A tres años de la conclusión de la XXXII Congregación General, habéis venido de todas las Provincias de la Orden a Roma para reflexionar juntos, para consultaros, para hacer un examen de conciencia, en torno de vuestro Prepósito General, acerca de la vida y del apostolado de la Compañía, según cuanto prescriben las Constituciones.

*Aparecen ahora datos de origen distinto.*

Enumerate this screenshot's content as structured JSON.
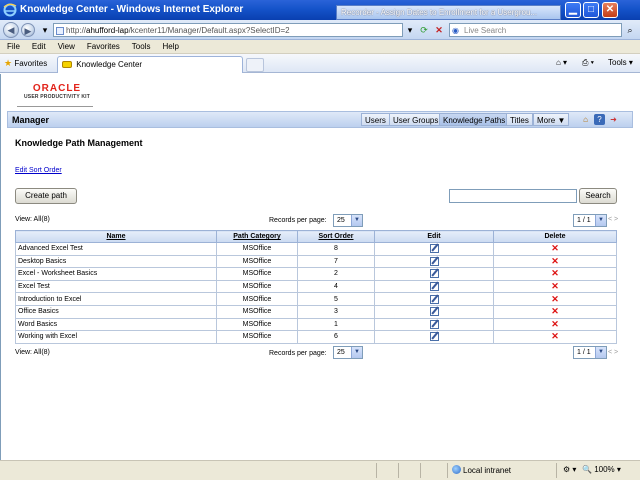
{
  "window": {
    "title": "Knowledge Center - Windows Internet Explorer",
    "recorder_popup": "Recorder - Assign Dates to Enrollment for a Usergrou..."
  },
  "browser": {
    "address_prefix": "http://",
    "address_host": "ahufford-lap",
    "address_path": "/kcenter11/Manager/Default.aspx?SelectID=2",
    "live_search_placeholder": "Live Search",
    "menu": [
      "File",
      "Edit",
      "View",
      "Favorites",
      "Tools",
      "Help"
    ],
    "favorites_label": "Favorites",
    "tab_title": "Knowledge Center",
    "tools_label": "Tools"
  },
  "app": {
    "logo_brand": "ORACLE",
    "logo_product": "USER PRODUCTIVITY KIT",
    "section": "Manager",
    "nav_tabs": [
      {
        "label": "Users"
      },
      {
        "label": "User Groups"
      },
      {
        "label": "Knowledge Paths"
      },
      {
        "label": "Titles"
      },
      {
        "label": "More ▼"
      }
    ],
    "page_title": "Knowledge Path Management",
    "edit_sort_link": "Edit Sort Order",
    "create_button": "Create path",
    "search_button": "Search",
    "view_all": "View: All(8)",
    "records_per_page_label": "Records per page:",
    "records_per_page_value": "25",
    "page_indicator": "1 / 1",
    "pager_arrows": "< >",
    "table": {
      "headers": [
        "Name",
        "Path Category",
        "Sort Order",
        "Edit",
        "Delete"
      ],
      "rows": [
        {
          "name": "Advanced Excel Test",
          "category": "MSOffice",
          "sort": "8"
        },
        {
          "name": "Desktop Basics",
          "category": "MSOffice",
          "sort": "7"
        },
        {
          "name": "Excel - Worksheet Basics",
          "category": "MSOffice",
          "sort": "2"
        },
        {
          "name": "Excel Test",
          "category": "MSOffice",
          "sort": "4"
        },
        {
          "name": "Introduction to Excel",
          "category": "MSOffice",
          "sort": "5"
        },
        {
          "name": "Office Basics",
          "category": "MSOffice",
          "sort": "3"
        },
        {
          "name": "Word Basics",
          "category": "MSOffice",
          "sort": "1"
        },
        {
          "name": "Working with Excel",
          "category": "MSOffice",
          "sort": "6"
        }
      ]
    }
  },
  "status": {
    "zone": "Local intranet",
    "zoom": "100%"
  }
}
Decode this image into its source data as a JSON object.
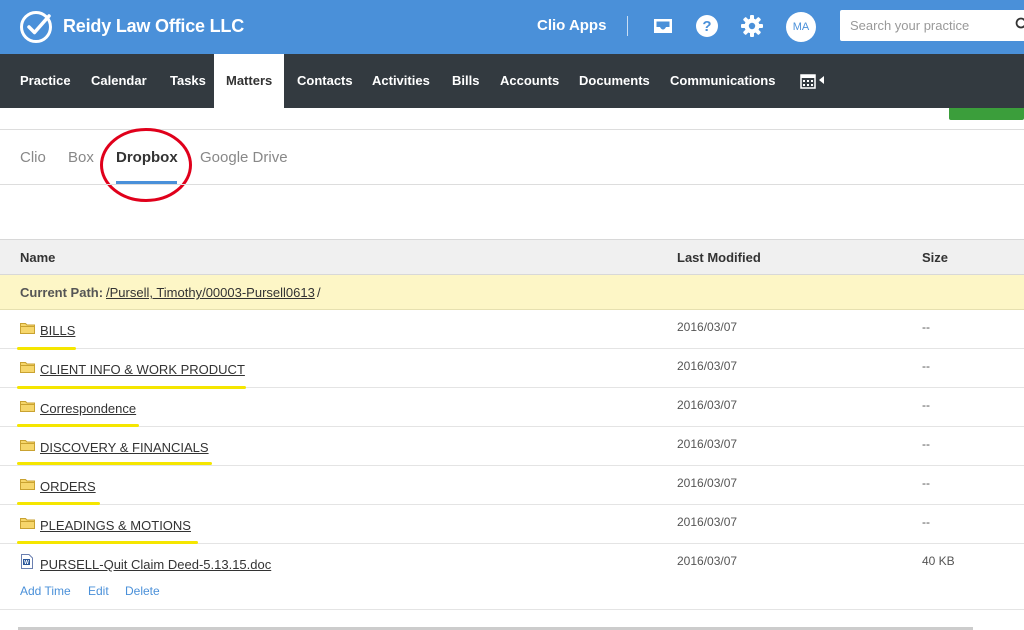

Deseo manifestaros, sobre todo, mi alegría por este mi primer encuentro con un grupo tan calificado de hijos de San Ignacio y, además, manifestaros a vosotros y, en vosotros, a todos vuestros hermanos esparcidos por el mundo, el reconocimiento de la Iglesia por todo el bien que vuestra Orden, desde su fundación, ha obrado en la Iglesia: un grupo unido y compacto casi una “compañía de ventura”, deseosa de ponerse, no a merced de las ambiciones políticas de los señorones de la tierra, sino “sub crucis vexillo Deo militare, et soli Domino et Ecclesiae Ipsius Sponsae, sub Romano Pontifice, Christi in terris Vicario, servire”. El pequeño grupo inicial, reunido en torno de Ignacio de Loyola, no se dejó desanimar por ninguna dificultad, sino, dilatando sus propios horizontes, se lanzó, “ad maiorem Dei gloriam”, a las formas más variadas de apostolado, como han sido ya descritas en la “Formula Instituti”, aprobada por mi Predecesor Paulo III, en 1540, y confirmada por Julio III, en 1550.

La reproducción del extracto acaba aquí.